At baseline, perceived levels of SDM did not significantly differ between GPs and patients with T2DM (difference of 2.3, p = 0.24). At follow-up, mean patients' perceived level of SDM was 7.9 lower compared to baseline (p < 0.01), whereas GPs' opinions had not changed significantly. After both visits, mean CPS scores differed significantly between patients and GPs. OPTION5 scores ranged between 6 and 20.
Patients and GPs perceived similar baseline levels of SDM. Two years later, patients perceived less SDM, while GPs did not change their opinion. SDM was appropriate immediately after training, but perhaps GPs fell back in old habits over time. We recommend repeated SDM training.
为了分析一项共享决策制定(SDM)干预措施的效果,我们评估了全科医生(GP)和 2 型糖尿病(T2DM)患者对 SDM 的感知和体验。
采用聚类随机对照试验(cRCT)来测试决策辅助工具的效果。使用 SDM-Q-9(范围 0-45)和控制偏好量表(CPS,0-5)评估 72 名患者和 18 名 GP 的意见和体验 SDM 的角色,使用 OPTION5(0-20)观察 SDM。使用配对 t 检验比较基线和 24 个月随访时的 SDM。
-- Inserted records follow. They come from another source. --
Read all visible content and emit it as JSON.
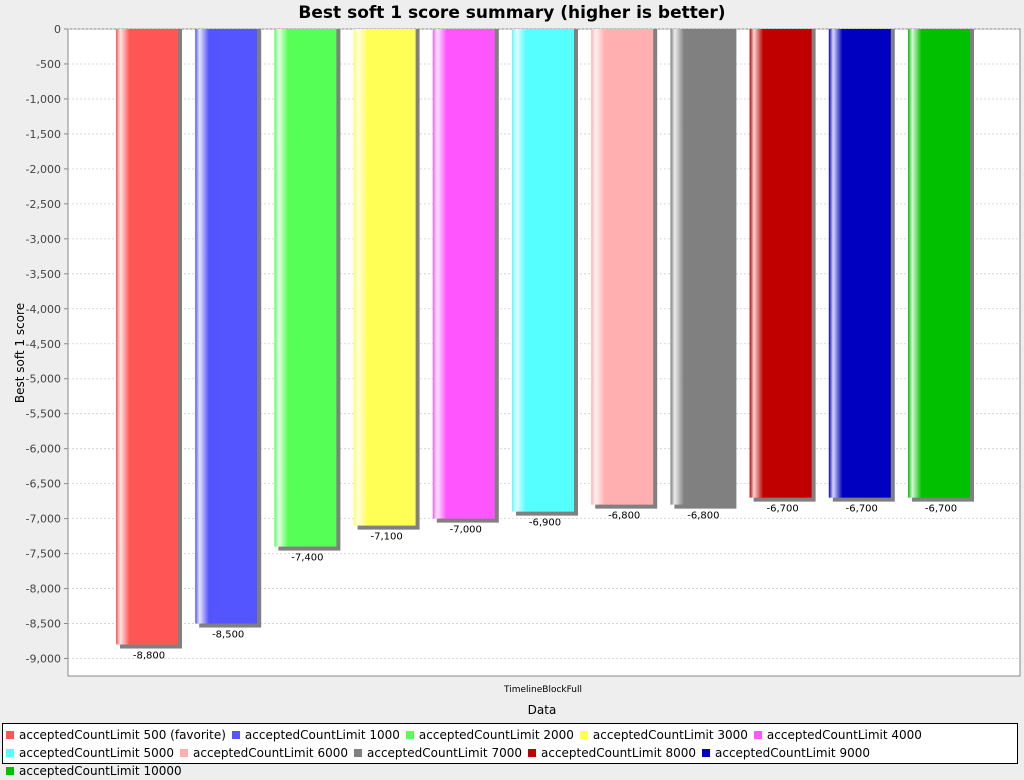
{
  "chart_data": {
    "type": "bar",
    "title": "Best soft 1 score summary (higher is better)",
    "xlabel": "Data",
    "ylabel": "Best soft 1 score",
    "categories": [
      "TimelineBlockFull"
    ],
    "ylim": [
      -9250,
      0
    ],
    "yticks": [
      0,
      -500,
      -1000,
      -1500,
      -2000,
      -2500,
      -3000,
      -3500,
      -4000,
      -4500,
      -5000,
      -5500,
      -6000,
      -6500,
      -7000,
      -7500,
      -8000,
      -8500,
      -9000
    ],
    "ytick_labels": [
      "0",
      "-500",
      "-1,000",
      "-1,500",
      "-2,000",
      "-2,500",
      "-3,000",
      "-3,500",
      "-4,000",
      "-4,500",
      "-5,000",
      "-5,500",
      "-6,000",
      "-6,500",
      "-7,000",
      "-7,500",
      "-8,000",
      "-8,500",
      "-9,000"
    ],
    "grid": true,
    "legend_position": "bottom",
    "series": [
      {
        "name": "acceptedCountLimit 500 (favorite)",
        "values": [
          -8800
        ],
        "label": "-8,800",
        "color": "#ff5555"
      },
      {
        "name": "acceptedCountLimit 1000",
        "values": [
          -8500
        ],
        "label": "-8,500",
        "color": "#5555ff"
      },
      {
        "name": "acceptedCountLimit 2000",
        "values": [
          -7400
        ],
        "label": "-7,400",
        "color": "#55ff55"
      },
      {
        "name": "acceptedCountLimit 3000",
        "values": [
          -7100
        ],
        "label": "-7,100",
        "color": "#ffff55"
      },
      {
        "name": "acceptedCountLimit 4000",
        "values": [
          -7000
        ],
        "label": "-7,000",
        "color": "#ff55ff"
      },
      {
        "name": "acceptedCountLimit 5000",
        "values": [
          -6900
        ],
        "label": "-6,900",
        "color": "#55ffff"
      },
      {
        "name": "acceptedCountLimit 6000",
        "values": [
          -6800
        ],
        "label": "-6,800",
        "color": "#ffafaf"
      },
      {
        "name": "acceptedCountLimit 7000",
        "values": [
          -6800
        ],
        "label": "-6,800",
        "color": "#808080"
      },
      {
        "name": "acceptedCountLimit 8000",
        "values": [
          -6700
        ],
        "label": "-6,700",
        "color": "#c00000"
      },
      {
        "name": "acceptedCountLimit 9000",
        "values": [
          -6700
        ],
        "label": "-6,700",
        "color": "#0000c0"
      },
      {
        "name": "acceptedCountLimit 10000",
        "values": [
          -6700
        ],
        "label": "-6,700",
        "color": "#00c000"
      }
    ]
  }
}
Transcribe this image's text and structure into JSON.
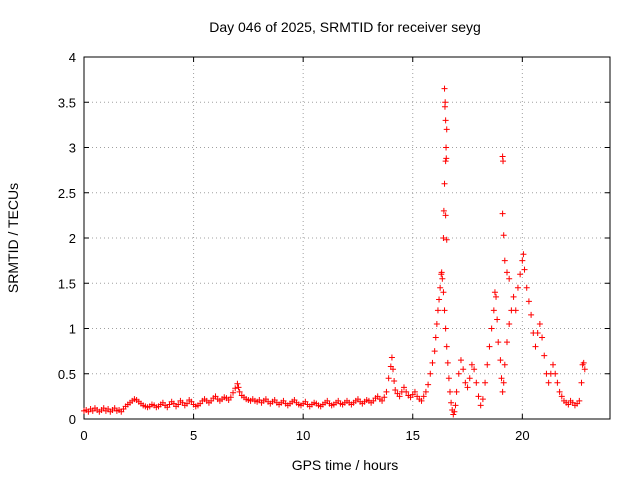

基线时,T2DM 患者和 GP 之间的 SDM 感知水平没有显著差异(差异为 2.3,p=0.24)。随访时,患者感知的 SDM 平均水平比基线时低 7.9(p<0.01),而 GP 的意见没有明显变化。在两次就诊后,患者和 GP 的 CPS 评分均有显著差异。OPTION5 评分范围在 6 到 20 之间。
患者和 GP 对 SDM 的感知水平相似。两年后,患者对 SDM 的感知降低,而 GP 并没有改变他们的观点。培训后 SDM 立即得到适当应用,但随着时间的推移,GP 可能又回到了旧习惯。我们建议进行多次 SDM 培训。